Recommended Approach

Use an integrated approach to forest health issues that considers historical conditions, wildlife conservation, natural fire intervals, and silvicultural techniques. Encourage forest management at a broad scale to address limiting factors. Implement fuel reduction projects to reduce the risk of forest-destroying wildfires, considering site-specific conditions and goals. Fuel reduction strategies need to consider the habitat structures that are important to wildlife, such as snags and downed logs, and make an effort to maintain them. Reintroduce fire where feasible; prioritize sites and applications. Carefully planned prescribed burns enhance quality of forage and cover for wintering deer and elk. Maintain important wildlife habitat features, such as snags and logs, at a level to sustain wood-dependent species. Monitor forest health initiatives, and use adaptive management techniques to ensure efforts are meeting habitat restoration and wildfire prevention objectives with minimal impacts on wildlife.

Limiting Factor:

Low-Elevation Sites Vulnerable

Although a large number of acres in this ecoregion are managed for wildlife and recreational values, these areas are primarily limited to higher mountain forests and alpine areas, or steep canyonlands. Lower elevation vegetation types, such as valley bottom grasslands, riparian areas, wetlands, and shrublands, are mostly on private lands. Most remnant low-elevation native habitats occur as fragmented patches with poor connectivity.

Recommended Approach

Because important low-elevation habitats are primarily privately-owned, working with private landowners and local governments on voluntary cooperative approaches to improve habitat is the key to long-term conservation using tools such as financial incentives, regulatory assurance agreements, and conservation easements.
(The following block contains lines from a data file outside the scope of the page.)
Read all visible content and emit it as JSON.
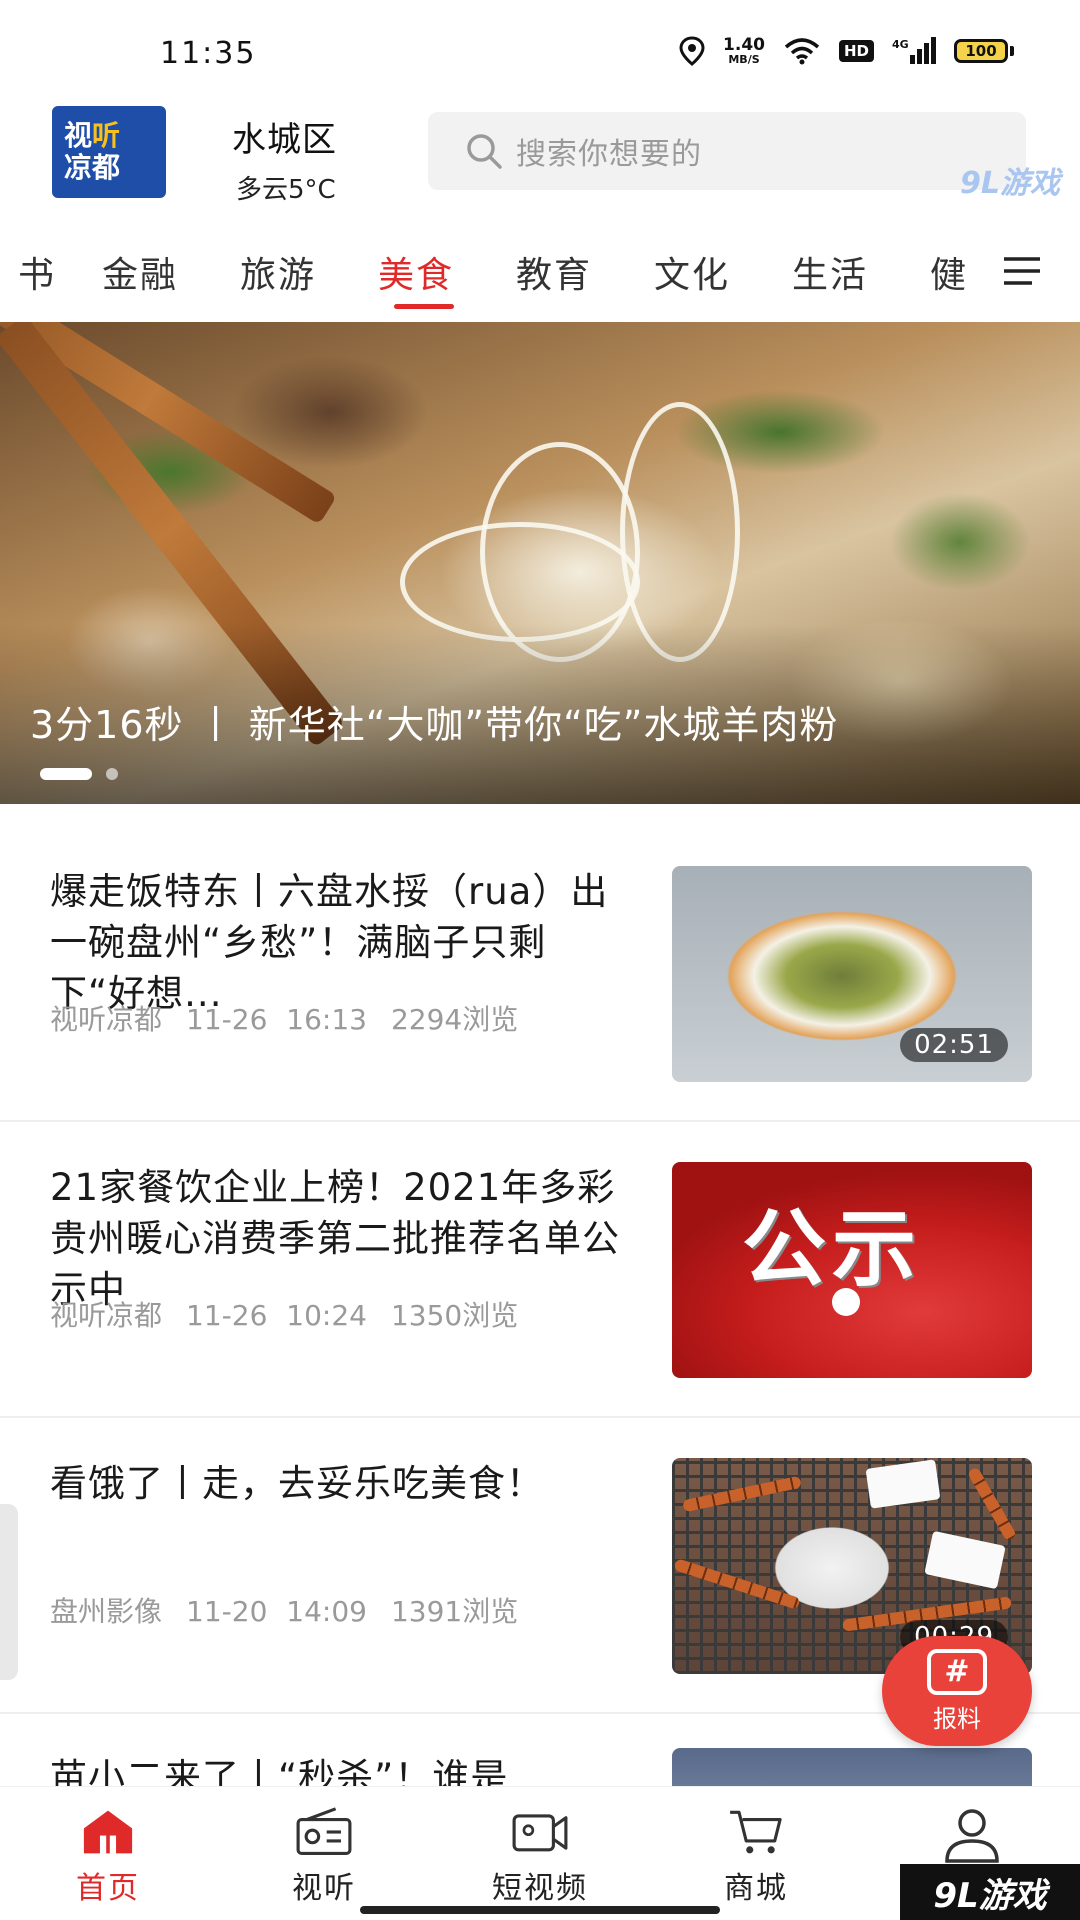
{
  "status_bar": {
    "time": "11:35",
    "net_speed_value": "1.40",
    "net_speed_unit": "MB/S",
    "hd_badge": "HD",
    "signal_type": "4G",
    "battery": "100"
  },
  "header": {
    "logo_line1_a": "视",
    "logo_line1_b": "听",
    "logo_line2": "凉都",
    "location_name": "水城区",
    "weather": "多云5°C",
    "search_placeholder": "搜索你想要的",
    "watermark": "9L游戏"
  },
  "categories": {
    "items": [
      "书",
      "金融",
      "旅游",
      "美食",
      "教育",
      "文化",
      "生活",
      "健"
    ],
    "active": "美食"
  },
  "banner": {
    "caption": "3分16秒 丨 新华社“大咖”带你“吃”水城羊肉粉"
  },
  "news": [
    {
      "title": "爆走饭特东丨六盘水挼（rua）出一碗盘州“乡愁”！满脑子只剩下“好想...",
      "source": "视听凉都",
      "time": "11-26 16:13",
      "views": "2294浏览",
      "duration": "02:51"
    },
    {
      "title": "21家餐饮企业上榜！2021年多彩贵州暖心消费季第二批推荐名单公示中",
      "source": "视听凉都",
      "time": "11-26 10:24",
      "views": "1350浏览",
      "thumb_text": "公示"
    },
    {
      "title": "看饿了丨走，去妥乐吃美食！",
      "source": "盘州影像",
      "time": "11-20 14:09",
      "views": "1391浏览",
      "duration": "00:29"
    },
    {
      "title": "苗小二来了丨“秒杀”！谁是"
    }
  ],
  "report_button": {
    "icon": "#",
    "label": "报料"
  },
  "bottom_nav": {
    "items": [
      {
        "label": "首页",
        "icon": "home-icon"
      },
      {
        "label": "视听",
        "icon": "radio-icon"
      },
      {
        "label": "短视频",
        "icon": "video-camera-icon"
      },
      {
        "label": "商城",
        "icon": "cart-icon"
      },
      {
        "label": "",
        "icon": "user-icon"
      }
    ],
    "active": "首页"
  },
  "corner_brand": "9L游戏",
  "colors": {
    "accent": "#e02a2a",
    "logo_blue": "#1e4ea8",
    "meta_gray": "#9a9a9a"
  }
}
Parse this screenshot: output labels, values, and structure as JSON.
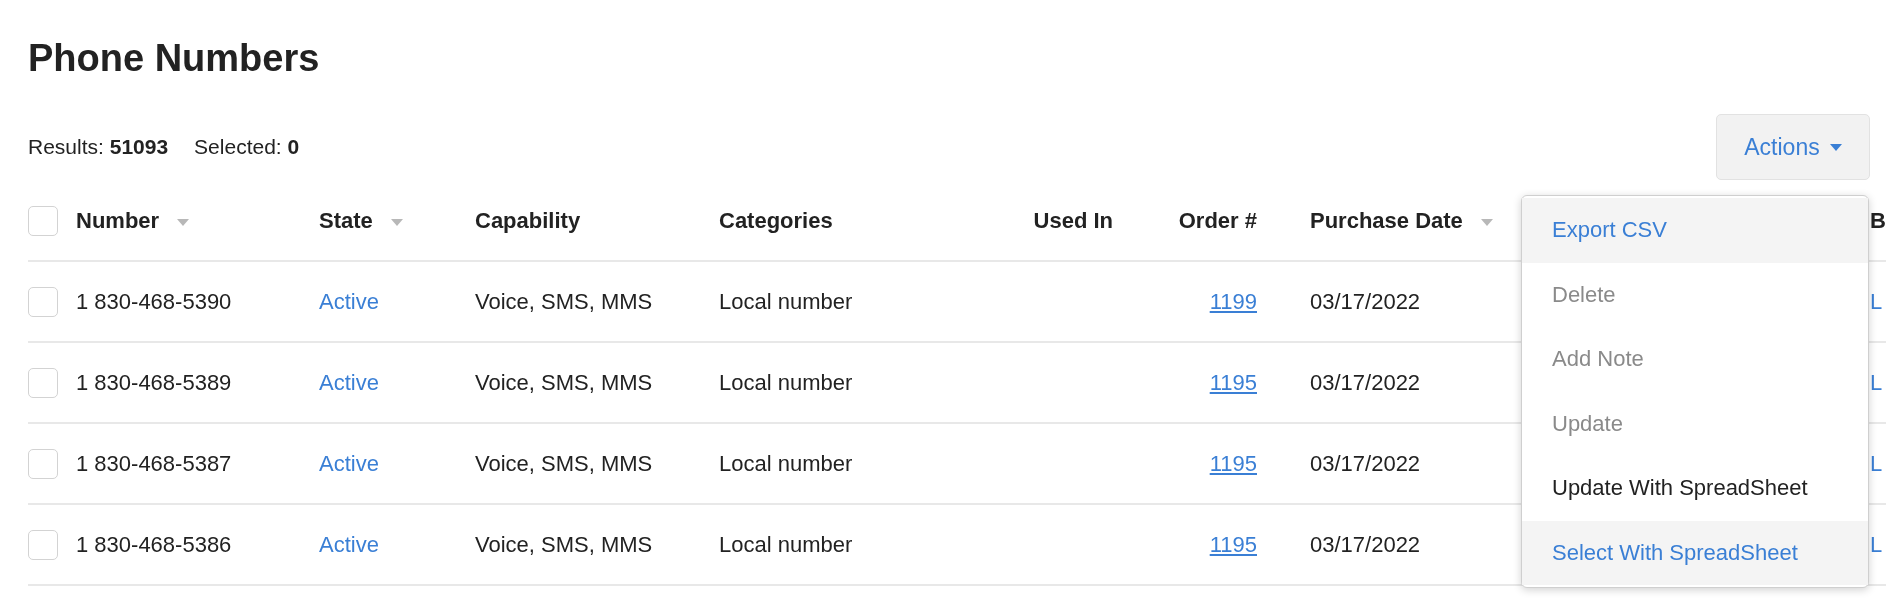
{
  "title": "Phone Numbers",
  "summary": {
    "results": "Results: **51093**",
    "selected": "Selected: **0**"
  },
  "actions_button": {
    "label": "Actions",
    "expanded": true
  },
  "table": {
    "select_all": {
      "checked": false
    },
    "columns": [
      {
        "label": "Number",
        "sortable": true
      },
      {
        "label": "State",
        "sortable": true
      },
      {
        "label": "Capability",
        "sortable": false
      },
      {
        "label": "Categories",
        "sortable": false
      },
      {
        "label": "Used In",
        "sortable": false
      },
      {
        "label": "Order #",
        "sortable": false
      },
      {
        "label": "Purchase Date",
        "sortable": true
      },
      {
        "label": "B",
        "sortable": false
      }
    ],
    "rows": [
      {
        "checked": false,
        "number": "1 830-468-5390",
        "state": "Active",
        "capability": "Voice, SMS, MMS",
        "categories": "Local number",
        "order": "1199",
        "purchase_date": "03/17/2022",
        "column_9": "L"
      },
      {
        "checked": false,
        "number": "1 830-468-5389",
        "state": "Active",
        "capability": "Voice, SMS, MMS",
        "categories": "Local number",
        "order": "1195",
        "purchase_date": "03/17/2022",
        "column_9": "L"
      },
      {
        "checked": false,
        "number": "1 830-468-5387",
        "state": "Active",
        "capability": "Voice, SMS, MMS",
        "categories": "Local number",
        "order": "1195",
        "purchase_date": "03/17/2022",
        "column_9": "L"
      },
      {
        "checked": false,
        "number": "1 830-468-5386",
        "state": "Active",
        "capability": "Voice, SMS, MMS",
        "categories": "Local number",
        "order": "1195",
        "purchase_date": "03/17/2022",
        "column_9": "L"
      }
    ]
  },
  "actions_menu": [
    {
      "label": "Export CSV",
      "disabled": false,
      "highlighted": true
    },
    {
      "label": "Delete",
      "disabled": true,
      "highlighted": false
    },
    {
      "label": "Add Note",
      "disabled": true,
      "highlighted": false
    },
    {
      "label": "Update",
      "disabled": true,
      "highlighted": false
    },
    {
      "label": "Update With SpreadSheet",
      "disabled": false,
      "highlighted": false
    },
    {
      "label": "Select With SpreadSheet",
      "disabled": false,
      "highlighted": true
    }
  ]
}
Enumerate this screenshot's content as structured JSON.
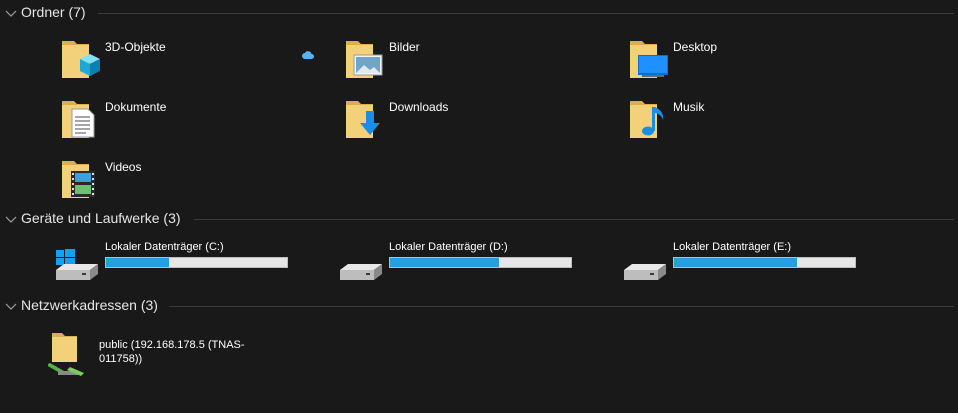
{
  "groups": {
    "folders": {
      "title": "Ordner (7)"
    },
    "drives": {
      "title": "Geräte und Laufwerke (3)"
    },
    "network": {
      "title": "Netzwerkadressen (3)"
    }
  },
  "folders": [
    {
      "label": "3D-Objekte",
      "icon": "3d-objects-folder-icon"
    },
    {
      "label": "Bilder",
      "icon": "pictures-folder-icon",
      "sync_status": "cloud-icon"
    },
    {
      "label": "Desktop",
      "icon": "desktop-folder-icon"
    },
    {
      "label": "Dokumente",
      "icon": "documents-folder-icon"
    },
    {
      "label": "Downloads",
      "icon": "downloads-folder-icon"
    },
    {
      "label": "Musik",
      "icon": "music-folder-icon"
    },
    {
      "label": "Videos",
      "icon": "videos-folder-icon"
    }
  ],
  "drives": [
    {
      "label": "Lokaler Datenträger (C:)",
      "used_fraction": 0.35,
      "icon": "system-drive-icon"
    },
    {
      "label": "Lokaler Datenträger (D:)",
      "used_fraction": 0.6,
      "icon": "hard-drive-icon"
    },
    {
      "label": "Lokaler Datenträger (E:)",
      "used_fraction": 0.68,
      "icon": "hard-drive-icon"
    }
  ],
  "network": [
    {
      "label": "public (192.168.178.5 (TNAS-011758))",
      "icon": "network-folder-icon"
    }
  ],
  "colors": {
    "background": "#191919",
    "accent": "#26a0da",
    "folder": "#e9c46a"
  }
}
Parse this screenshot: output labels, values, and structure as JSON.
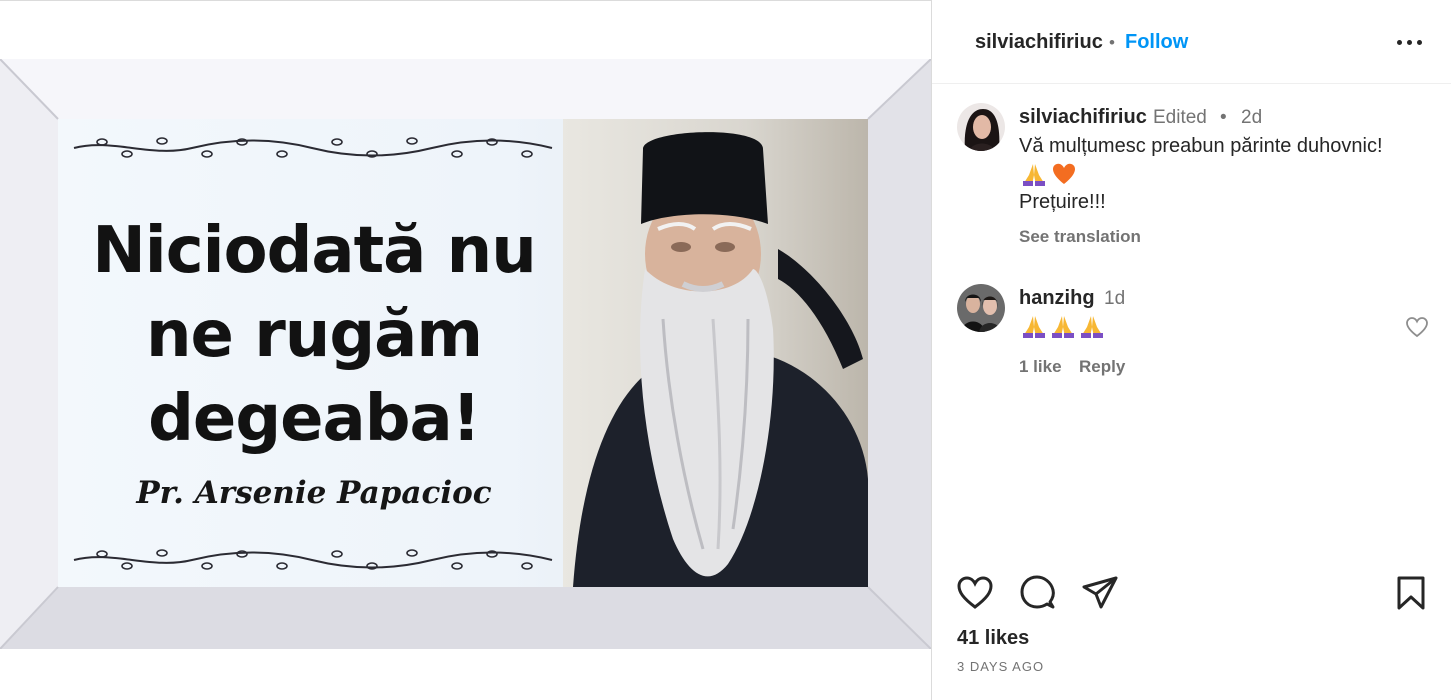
{
  "post": {
    "image": {
      "quote_lines": [
        "Niciodată nu",
        "ne rugăm",
        "degeaba!"
      ],
      "author": "Pr. Arsenie Papacioc"
    }
  },
  "header": {
    "username": "silviachifiriuc",
    "separator": "•",
    "follow_label": "Follow"
  },
  "caption": {
    "username": "silviachifiriuc",
    "edited_label": "Edited",
    "separator": "•",
    "time": "2d",
    "text_line1": "Vă mulțumesc preabun părinte duhovnic!",
    "emojis": [
      "folded-hands",
      "orange-heart"
    ],
    "text_line2": "Prețuire!!!",
    "see_translation": "See translation"
  },
  "comments": [
    {
      "username": "hanzihg",
      "time": "1d",
      "emojis": [
        "folded-hands",
        "folded-hands",
        "folded-hands"
      ],
      "likes_label": "1 like",
      "reply_label": "Reply"
    }
  ],
  "footer": {
    "likes_label": "41 likes",
    "date_label": "3 DAYS AGO"
  },
  "colors": {
    "accent": "#0095f6",
    "text": "#262626",
    "secondary": "#737373",
    "border": "#dbdbdb"
  }
}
Where feasible, maintain and restore habitats using a landscape approach to increase connectivity between habitat patches.

The Zumwalt Prairie in the Blue Mountains Ecoregion.
Photo Credit: Martin Nugent, ODFW. The Zumwalt Prairie in the Blue Mountains ecoregion.

Limiting Factor:

Development and Increased Growth

The western portion of the Blue Mountains includes the Madras, Redmond, Prineville, and eastern Bend area, one of the fastest growing regions of the state. Rapid conversion to urban uses threatens habitats and traditional land uses such as agriculture. Impacts to mule deer winter range are of particular concern. Northeast Oregon is increasingly popular with vacationers, and habitat fragmentation due to rural development is a concern in some areas.

Recommended Approach

As in low-elevation habitats, cooperative approaches with private landowners are critical. Work with community leaders and agency partners to ensure planned, efficient growth. Support and implement existing land use regulations to preserve farmland and rangeland, open spaces, recreation areas, and natural habitats.


Limiting Factor:

Recreational Vehicle Use

Use by off-highway vehicles (OHVs) has increased dramatically in recent years. When limited and controlled, OHV use can be compatible with wildlife conservation. However, unlimited and uncontrolled use can impact riparian, aquatic, and other sensitive habitats, spread invasive plant seeds, increase fire danger, and affect wildlife behavior and distribution, especially during critical breeding and wintering periods. Also, use of forest roads can affect wildlife behavior and distribution, depending on road type and traffic levels.

Recommended Approach

Work cooperatively with land managers and OHV groups to direct use to maintained trails in low-impact areas and minimize growth of OHV use. Conduct research on effects of OHVs on wildlife behavior and populations (e.g., research conducted at Starkey Experimental Forest, U.S. Forest Service (USFS)). Support efforts to control OHV use on public lands, particularly in highly sensitive habitats, and restore damaged areas. For example, the USFS is looking into closing some non-priority forest roads. Encourage development and use of designated roads and trails, maintain hiding cover along open roads, and/or seasonally-close roads during sensitive periods, such as calving or wintering.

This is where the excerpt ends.